Saturday, September 28, 2013

Where to find eyes for maquettes

It's important to put some care into the eyes on your maquette because that's what people look at and that's what makes them look real. Where do you get the eyes for maquettes?

There's a range of available options, depending on the quality you want:

1. Making eyes out of Sculpey or Fimo (oven hardening modeling material). The simplest solution is to model spheres of Sculpey and fire them in advance. That way they're hard, and they won't get distorted when you work them into the sculpt. Sculpey is available on Amazon.. Tip: you can also model and fire the teeth first, so they don't get all soft and distorted when you're building the mouth.

2. Plastic stuffed animal eyes (back row, left). These are available at craft stores, and they come in a range of sizes. I haven't had a problem yet with the plastic melting, though it's a risk, as the curing temperature of the Sculpey at 275 degrees Fahrenheit begins to approach the melting point of the plastic. Animal Eyes 30mm on Amazon

2. Doll eyes. (back row, center) For humans, the plastic doll eyes are flat-backed, and come in brown and blue and are very inexpensive at craft stores. It's a good idea to test these in the oven at curing temperatures to make sure they would survive. There are sources for higher quality glass doll eyes available from the online doll supply market. Good sources include: CR Crafts

3. Solid black plastic eyes. (back row, right) These are solid black, but surprising realistic for a lot of creatures. 12mm solid eyes on Amazon

4. Glass taxidermy eyes. (all the ones in the foreground). Glass eyes used by taxidermists are extremely realistic. You can get the ones intended for birds, reptiles, rodents, or large mammals, so you can imagine the range of sizes and colors. A good source is Van Dycke Taxidermy Supply.

Please let me know what sources you've discovered.
There are lots of other practical behind-the-scenes insights about maquettes in my new instructional art documentary (watch the trailer on YouTube) about the making of the Australian dinosaur stamps. 
The video download is available at at: Gumroad (for credit card payments). or: Sellfy (for Paypal payments).


Rondodog said...

Another nice thing about Van Dyke's is that they can custom-design eyes (for very reasonable prices). They do a lot of work for the special effects industry, so if you need alien eyes or gryphon eyes Van Dyke's can create eyes to your specifications. They are nice folks, too.

krystal said...

Thanks! Much appreciated!! :) Keep 'em coming! Was talking to a friend about working out a painting (ie lighting, particularly for a reflective ground surface against a nude figure) to work out a painting on a small scale, to scale up to a larger painting. The maquette advice/tips are very helpful!

Unknown said...

I bake my Sculpey at around 250 degrees and leave it in the oven until it completely cools (often over night)without opening the oven door. It cures perfectly every time and no darkening of the thinner areas due to the sometimes occasional burning at 275.

Eric Wilkerson said...

I've found that assorted glass craft beads also work well for creature sculpts and alien heads. The wild patterns on the beads taken out of context and added to an alien face can look really cool. For anyone who wants to make there own eyes, I recommend clear enamel nail polish as a glossy finish for the eyes. When inset into the maquette it gives the sense of a wet eye when properly lit.
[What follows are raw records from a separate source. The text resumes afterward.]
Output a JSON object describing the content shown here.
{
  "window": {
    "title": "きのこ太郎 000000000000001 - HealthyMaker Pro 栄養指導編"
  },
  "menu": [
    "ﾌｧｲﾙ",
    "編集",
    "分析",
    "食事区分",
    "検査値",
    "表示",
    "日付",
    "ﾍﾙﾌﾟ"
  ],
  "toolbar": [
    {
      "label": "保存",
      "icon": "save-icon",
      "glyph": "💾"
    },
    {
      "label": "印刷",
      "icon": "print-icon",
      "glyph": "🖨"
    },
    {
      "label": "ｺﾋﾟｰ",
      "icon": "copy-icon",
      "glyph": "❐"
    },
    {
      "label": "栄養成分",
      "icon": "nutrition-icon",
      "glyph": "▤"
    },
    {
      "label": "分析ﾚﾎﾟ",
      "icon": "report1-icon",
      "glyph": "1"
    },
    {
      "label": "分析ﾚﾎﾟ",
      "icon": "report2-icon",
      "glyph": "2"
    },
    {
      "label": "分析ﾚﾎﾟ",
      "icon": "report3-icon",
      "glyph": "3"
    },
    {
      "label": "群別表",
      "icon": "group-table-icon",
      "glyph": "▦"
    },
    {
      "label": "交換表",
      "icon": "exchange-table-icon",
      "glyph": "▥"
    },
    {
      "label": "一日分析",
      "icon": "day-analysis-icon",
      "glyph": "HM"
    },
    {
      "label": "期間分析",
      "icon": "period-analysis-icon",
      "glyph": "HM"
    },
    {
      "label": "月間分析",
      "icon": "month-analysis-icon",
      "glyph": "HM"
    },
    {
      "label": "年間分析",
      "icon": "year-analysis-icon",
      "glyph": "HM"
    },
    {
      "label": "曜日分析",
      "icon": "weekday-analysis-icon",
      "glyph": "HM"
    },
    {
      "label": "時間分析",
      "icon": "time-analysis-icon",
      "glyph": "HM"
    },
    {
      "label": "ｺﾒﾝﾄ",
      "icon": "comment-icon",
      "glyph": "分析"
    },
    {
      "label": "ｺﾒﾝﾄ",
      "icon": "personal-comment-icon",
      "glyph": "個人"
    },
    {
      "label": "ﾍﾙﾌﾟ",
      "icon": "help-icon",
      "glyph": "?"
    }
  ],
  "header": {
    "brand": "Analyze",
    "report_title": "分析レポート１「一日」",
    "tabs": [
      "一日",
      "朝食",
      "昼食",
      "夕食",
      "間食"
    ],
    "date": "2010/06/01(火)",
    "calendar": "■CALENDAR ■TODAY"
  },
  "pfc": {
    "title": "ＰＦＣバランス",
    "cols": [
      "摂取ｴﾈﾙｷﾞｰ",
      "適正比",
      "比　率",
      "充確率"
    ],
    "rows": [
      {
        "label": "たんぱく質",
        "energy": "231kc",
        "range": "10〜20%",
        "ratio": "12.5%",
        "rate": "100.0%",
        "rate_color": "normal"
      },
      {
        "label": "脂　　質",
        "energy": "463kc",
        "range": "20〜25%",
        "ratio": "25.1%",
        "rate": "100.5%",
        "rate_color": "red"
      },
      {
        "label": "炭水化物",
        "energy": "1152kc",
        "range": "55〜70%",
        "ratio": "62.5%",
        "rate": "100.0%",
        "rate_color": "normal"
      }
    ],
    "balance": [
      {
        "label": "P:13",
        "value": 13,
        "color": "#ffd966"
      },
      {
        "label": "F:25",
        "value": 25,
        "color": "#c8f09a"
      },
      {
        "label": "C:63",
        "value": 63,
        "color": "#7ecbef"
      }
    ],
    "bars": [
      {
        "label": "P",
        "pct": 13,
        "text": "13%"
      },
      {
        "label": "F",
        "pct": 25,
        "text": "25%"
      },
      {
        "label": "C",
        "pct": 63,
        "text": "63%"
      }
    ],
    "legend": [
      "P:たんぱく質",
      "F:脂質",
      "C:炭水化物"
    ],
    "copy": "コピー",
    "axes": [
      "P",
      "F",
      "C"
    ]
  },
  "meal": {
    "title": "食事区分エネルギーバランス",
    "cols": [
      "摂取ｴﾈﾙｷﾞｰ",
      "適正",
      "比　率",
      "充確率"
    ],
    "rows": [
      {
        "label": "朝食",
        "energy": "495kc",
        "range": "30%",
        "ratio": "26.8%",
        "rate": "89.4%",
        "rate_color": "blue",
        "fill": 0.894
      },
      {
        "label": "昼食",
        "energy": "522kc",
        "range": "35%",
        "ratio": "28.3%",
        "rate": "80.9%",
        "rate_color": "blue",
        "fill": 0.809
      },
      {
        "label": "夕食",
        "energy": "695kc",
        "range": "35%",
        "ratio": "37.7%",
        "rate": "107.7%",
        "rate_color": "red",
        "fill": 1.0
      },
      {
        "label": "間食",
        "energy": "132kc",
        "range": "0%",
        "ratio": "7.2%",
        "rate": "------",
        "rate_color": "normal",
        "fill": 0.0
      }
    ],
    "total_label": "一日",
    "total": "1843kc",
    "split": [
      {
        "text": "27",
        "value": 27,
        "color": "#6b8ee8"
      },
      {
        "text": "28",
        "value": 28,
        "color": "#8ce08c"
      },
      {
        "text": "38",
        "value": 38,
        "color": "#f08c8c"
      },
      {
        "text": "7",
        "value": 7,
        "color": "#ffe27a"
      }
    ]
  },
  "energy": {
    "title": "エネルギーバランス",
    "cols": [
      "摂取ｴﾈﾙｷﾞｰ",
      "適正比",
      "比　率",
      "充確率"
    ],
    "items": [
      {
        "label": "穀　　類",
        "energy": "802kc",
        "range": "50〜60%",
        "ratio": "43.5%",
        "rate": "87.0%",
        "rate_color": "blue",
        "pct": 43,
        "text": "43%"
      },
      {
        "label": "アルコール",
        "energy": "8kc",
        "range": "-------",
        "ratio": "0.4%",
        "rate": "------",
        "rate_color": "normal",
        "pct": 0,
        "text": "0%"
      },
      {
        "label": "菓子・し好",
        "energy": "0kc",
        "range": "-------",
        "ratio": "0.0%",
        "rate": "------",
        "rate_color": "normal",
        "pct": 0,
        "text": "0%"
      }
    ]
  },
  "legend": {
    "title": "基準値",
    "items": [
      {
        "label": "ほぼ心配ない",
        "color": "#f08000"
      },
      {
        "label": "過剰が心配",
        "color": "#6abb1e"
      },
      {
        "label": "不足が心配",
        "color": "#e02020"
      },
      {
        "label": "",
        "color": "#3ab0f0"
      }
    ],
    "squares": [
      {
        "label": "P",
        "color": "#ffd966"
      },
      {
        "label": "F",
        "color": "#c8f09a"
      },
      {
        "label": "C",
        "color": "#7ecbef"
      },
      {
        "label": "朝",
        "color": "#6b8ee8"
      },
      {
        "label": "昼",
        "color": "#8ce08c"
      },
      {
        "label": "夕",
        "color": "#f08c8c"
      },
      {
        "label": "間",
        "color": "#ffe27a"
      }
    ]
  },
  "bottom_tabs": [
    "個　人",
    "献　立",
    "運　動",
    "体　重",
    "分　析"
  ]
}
Purbrookian said... produce everything you would ever require in North Wales.

Kessie said...

Ahh, we used to order truckloads of Van Dyke's glass eyes for use in sculptures in the art class where I used to work. The kids love putting in the eyes and seeing their creatures come to life.

Erika Baird said...

Tohickon also has a pretty good selection of glass eyes. I use the flat back bird ones frequently, and they have a pretty wide range of colors for them.

Historian said...
This comment has been removed by the author.
Historian said...

i've had decent success casting eyes in fiberglass epoxy resin for various puppets i've been building. I also found some clear rubber bouncy balls at the 99cent store that i cut in half for some eyes that needed to transmit light from within. The clear rubber half spheres have a great lensing effect. For a larger translucent eye i ended up sinking half a bouncy ball into some fiberglass resin. You can see the lensing effect in this test video (the eye is internally illuminated, but you can see the unlit eye briefly toward the end of the video)

I'm not sure if these would survive baking, but that can be worked around.